Alcuni mesi prima Eva aveva perso la sua bisnonna materna, quasi centenaria, e nonostante l’inevitabile distacco, aveva potuto percepire il dolore provato dalla mamma e dal nonno per quanto avvenuto. Era la prima volta che la bambina si confrontava con la morte e una moltitudine di domande iniziarono ad assalire la sua mente, senza darle tregua. La mamma e il papà davano spazio ai dubbi e alle riflessioni che emergevano con forza; ma nonostante le rassicurazioni ricevute, alla fine la paura per qualcosa di incomprensibile prendeva il sopravvento e Eva, al termine di ogni discorso, riusciva solamente a gridare con il viso coperto dalle lacrime: «Ma io non voglio morire!». Nel tentativo di comprendere quella dimensione incerta, un vortice di pensieri prendeva il sopravvento: «Alla nonna piace essere vecchietta? Ma se nonna muore sparisce? E se sparisce, sparisce da sola? E poi diventa piccola? Anche i bambini spariscono?».

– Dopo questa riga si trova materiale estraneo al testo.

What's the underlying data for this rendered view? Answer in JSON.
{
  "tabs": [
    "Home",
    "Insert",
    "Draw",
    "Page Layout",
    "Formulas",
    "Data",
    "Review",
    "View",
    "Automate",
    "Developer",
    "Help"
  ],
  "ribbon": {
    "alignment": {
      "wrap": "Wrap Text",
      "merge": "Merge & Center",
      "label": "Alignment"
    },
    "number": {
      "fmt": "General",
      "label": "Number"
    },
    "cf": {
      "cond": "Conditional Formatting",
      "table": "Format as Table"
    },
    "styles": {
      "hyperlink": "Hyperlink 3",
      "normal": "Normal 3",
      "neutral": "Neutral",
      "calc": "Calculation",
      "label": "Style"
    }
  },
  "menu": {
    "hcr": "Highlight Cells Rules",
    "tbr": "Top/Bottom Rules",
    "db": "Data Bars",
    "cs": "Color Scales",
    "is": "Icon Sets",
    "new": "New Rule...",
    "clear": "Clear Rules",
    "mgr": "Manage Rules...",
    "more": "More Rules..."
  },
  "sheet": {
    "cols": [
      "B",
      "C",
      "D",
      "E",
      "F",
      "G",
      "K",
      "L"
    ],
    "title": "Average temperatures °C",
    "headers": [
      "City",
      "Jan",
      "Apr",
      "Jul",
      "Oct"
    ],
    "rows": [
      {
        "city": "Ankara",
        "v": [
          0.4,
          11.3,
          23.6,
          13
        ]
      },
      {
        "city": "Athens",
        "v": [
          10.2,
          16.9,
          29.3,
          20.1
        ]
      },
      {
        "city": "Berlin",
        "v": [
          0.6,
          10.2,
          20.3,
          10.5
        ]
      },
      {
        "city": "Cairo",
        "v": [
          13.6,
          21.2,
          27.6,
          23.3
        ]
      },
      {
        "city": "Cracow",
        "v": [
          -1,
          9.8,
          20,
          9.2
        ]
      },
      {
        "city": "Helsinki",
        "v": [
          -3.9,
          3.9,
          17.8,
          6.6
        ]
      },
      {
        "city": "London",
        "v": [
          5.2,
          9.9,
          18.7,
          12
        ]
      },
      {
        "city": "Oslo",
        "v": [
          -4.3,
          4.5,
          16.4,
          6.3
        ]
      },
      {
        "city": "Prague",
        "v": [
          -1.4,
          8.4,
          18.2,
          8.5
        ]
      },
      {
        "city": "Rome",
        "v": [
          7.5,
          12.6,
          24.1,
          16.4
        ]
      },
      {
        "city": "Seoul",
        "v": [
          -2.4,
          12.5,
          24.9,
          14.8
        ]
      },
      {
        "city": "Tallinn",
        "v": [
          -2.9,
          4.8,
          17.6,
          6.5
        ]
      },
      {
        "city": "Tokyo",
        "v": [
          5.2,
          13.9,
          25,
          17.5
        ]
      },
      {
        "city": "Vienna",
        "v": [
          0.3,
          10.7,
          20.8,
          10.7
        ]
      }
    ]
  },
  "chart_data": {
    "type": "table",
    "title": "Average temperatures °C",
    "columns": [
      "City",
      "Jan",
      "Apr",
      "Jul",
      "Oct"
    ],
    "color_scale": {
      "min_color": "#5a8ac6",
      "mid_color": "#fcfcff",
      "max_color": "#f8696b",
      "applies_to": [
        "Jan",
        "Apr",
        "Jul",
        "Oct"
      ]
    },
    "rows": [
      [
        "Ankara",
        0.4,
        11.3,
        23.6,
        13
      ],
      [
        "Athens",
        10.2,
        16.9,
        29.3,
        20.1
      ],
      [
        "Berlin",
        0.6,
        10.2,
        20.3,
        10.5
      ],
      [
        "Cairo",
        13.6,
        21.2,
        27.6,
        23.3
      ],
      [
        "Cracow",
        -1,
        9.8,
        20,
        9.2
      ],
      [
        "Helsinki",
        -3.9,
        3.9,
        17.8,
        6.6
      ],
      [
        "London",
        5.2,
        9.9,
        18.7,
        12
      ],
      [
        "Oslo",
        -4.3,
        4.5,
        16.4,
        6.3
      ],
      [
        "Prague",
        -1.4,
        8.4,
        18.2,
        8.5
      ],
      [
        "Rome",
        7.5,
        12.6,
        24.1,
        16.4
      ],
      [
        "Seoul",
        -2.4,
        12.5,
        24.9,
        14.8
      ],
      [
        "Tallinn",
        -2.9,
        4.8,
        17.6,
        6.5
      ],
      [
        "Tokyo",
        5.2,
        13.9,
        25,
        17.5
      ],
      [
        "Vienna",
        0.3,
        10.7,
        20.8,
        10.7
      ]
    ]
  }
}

In una fresca mattina di marzo, dopo una lunga notte tormentata in cui forse aveva ripercorso il remoto passato, Eva aveva finalmente dato un senso al mistero della vita. Ed era riuscita a farlo in autonomia ricorrendo al potere della sua vivida immaginazione: aveva solamente bisogno di tempo per creare un ponte tra ciò che era prima e ciò che sarà dopo. Ora Eva, grazie al suo Leccino, poteva davvero credere alla storia che aveva narrato perché aveva scoperto tutto da sola, senza imposizioni altrui. Difatti in un’occasione aveva affermato con decisione, rivolgendosi alla mamma, «io ascolto la testa mia non la testa tua!». La sua storia raccontava che c’è un punto di partenza e un punto di ritorno. Tra le stelle.